While most non-profits, schools, and churches utilize some form a fundraising network, few know that they do, and even fewer know how to deliberately build a fundraising network from scratch. Strong and sustainable fundraising networks are one of the biggest keys to becoming a super-successful fundraising organization.
What is a fundraising network?
A fundraising network is a group of people who have committed to raise money on behalf of an organization or charity. Some common examples are finance committees, development committees, or young professional’s fundraising groups. Many organizations have multiple… or even dozens of… fundraising networks working for them, all of which combine to form one gigantic network that raises a lot of money on behalf of a charity.
Why are fundraising networks important?
Fundraising networks are important because they allow you to multiply your fundraising efforts. Instead of asking just one person for just one donation, by building a fundraising network you can ask one person to fundraise on your behalf, thus turning one ask into several, or even into hundreds, depending on the skill of your network members.
How do I set up a fundraising network or networks?

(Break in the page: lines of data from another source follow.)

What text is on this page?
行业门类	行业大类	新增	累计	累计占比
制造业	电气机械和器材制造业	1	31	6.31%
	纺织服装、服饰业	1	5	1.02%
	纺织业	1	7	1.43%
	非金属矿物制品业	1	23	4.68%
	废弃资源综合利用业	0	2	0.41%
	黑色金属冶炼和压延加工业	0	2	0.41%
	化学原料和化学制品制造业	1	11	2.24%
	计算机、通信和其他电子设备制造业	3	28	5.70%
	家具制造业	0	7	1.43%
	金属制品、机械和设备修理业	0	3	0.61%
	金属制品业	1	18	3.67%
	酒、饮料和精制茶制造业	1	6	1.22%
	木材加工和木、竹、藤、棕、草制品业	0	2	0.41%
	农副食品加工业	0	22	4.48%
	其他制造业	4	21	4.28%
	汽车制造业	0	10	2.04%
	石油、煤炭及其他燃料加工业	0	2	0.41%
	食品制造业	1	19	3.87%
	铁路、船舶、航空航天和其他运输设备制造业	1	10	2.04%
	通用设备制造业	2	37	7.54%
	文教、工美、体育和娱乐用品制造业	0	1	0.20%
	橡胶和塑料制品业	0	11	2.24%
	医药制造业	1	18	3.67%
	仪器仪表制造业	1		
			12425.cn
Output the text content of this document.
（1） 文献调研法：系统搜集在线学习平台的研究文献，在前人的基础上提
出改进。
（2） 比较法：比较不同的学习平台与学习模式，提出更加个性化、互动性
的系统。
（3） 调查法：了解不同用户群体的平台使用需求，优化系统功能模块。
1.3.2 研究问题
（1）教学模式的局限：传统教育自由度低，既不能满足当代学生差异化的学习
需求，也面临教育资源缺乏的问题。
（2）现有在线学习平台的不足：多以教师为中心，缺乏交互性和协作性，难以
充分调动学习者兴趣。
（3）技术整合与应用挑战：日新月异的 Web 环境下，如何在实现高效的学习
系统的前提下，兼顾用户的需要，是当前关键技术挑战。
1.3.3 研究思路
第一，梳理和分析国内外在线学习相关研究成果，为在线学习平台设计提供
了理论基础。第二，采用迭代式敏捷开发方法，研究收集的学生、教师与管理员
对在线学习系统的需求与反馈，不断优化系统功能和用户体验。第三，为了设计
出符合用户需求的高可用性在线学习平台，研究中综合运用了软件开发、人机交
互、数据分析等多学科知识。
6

At their most basic, a fundraising network is simply a committee of people who agree to raise money for you. You build your first network by calling your contacts, just like you would if you were calling to ask for money, but instead of asking for a donation, you ask them to join your group / network.
Before making calls and forming your committee, there are three key questions you need to answer. First, how much will you ask each person to raise? Second, what type of committee is this? Is this a general finance or development committee, open to everyone who agrees to raise money on our behalf? Or is this a specialized group, such as Seniors Supporting the SPCA, Real Estate Developers for the United Way, or the Young Professionals Committee of the Catholic Charities Campaign?
Who should be on my fundraising committees?
Remember – the purpose of a fundraising network is to raise money. You’ll want to ask people who you suspect have relatively large contact networks (“big rolodexes”), and who are willing to introduce those contacts and open up those rolodexes to your non-profit organization. As you make your calls and invite your prospects to join, make it clear that this is a fundraising committee, and that each person will be asked to take a leadership role in the non-profit’s fundraising efforts.
What should I offer members of my network?
While people who agree to serve as part of your fundraising network will generally do so because they either believe strongly in the organization or want to support you personally (or both), it is often a good idea to offer a “benefits package” to your committee members, just to let them know how important their work is. Such benefits can include tickets to events, special lapel pins, regular seminars or meetings with community leaders, a special e-mail newsletter, recognition in your organizations annual report, etc.
What can my fundraising networks do for me?
The answer is… a lot! The members of your fundraising networks can raise money, hold events (both ask and non-ask “get to know us” events), send out fundraising letters, sell tickets to your organization’s large events, find new members for your network, generate publicity and buzz, and lots more.
In short, building good, relationship-driven fundraising networks is a key task for any charitable organization, school, church, or other group that is looking to raise money to support its activities.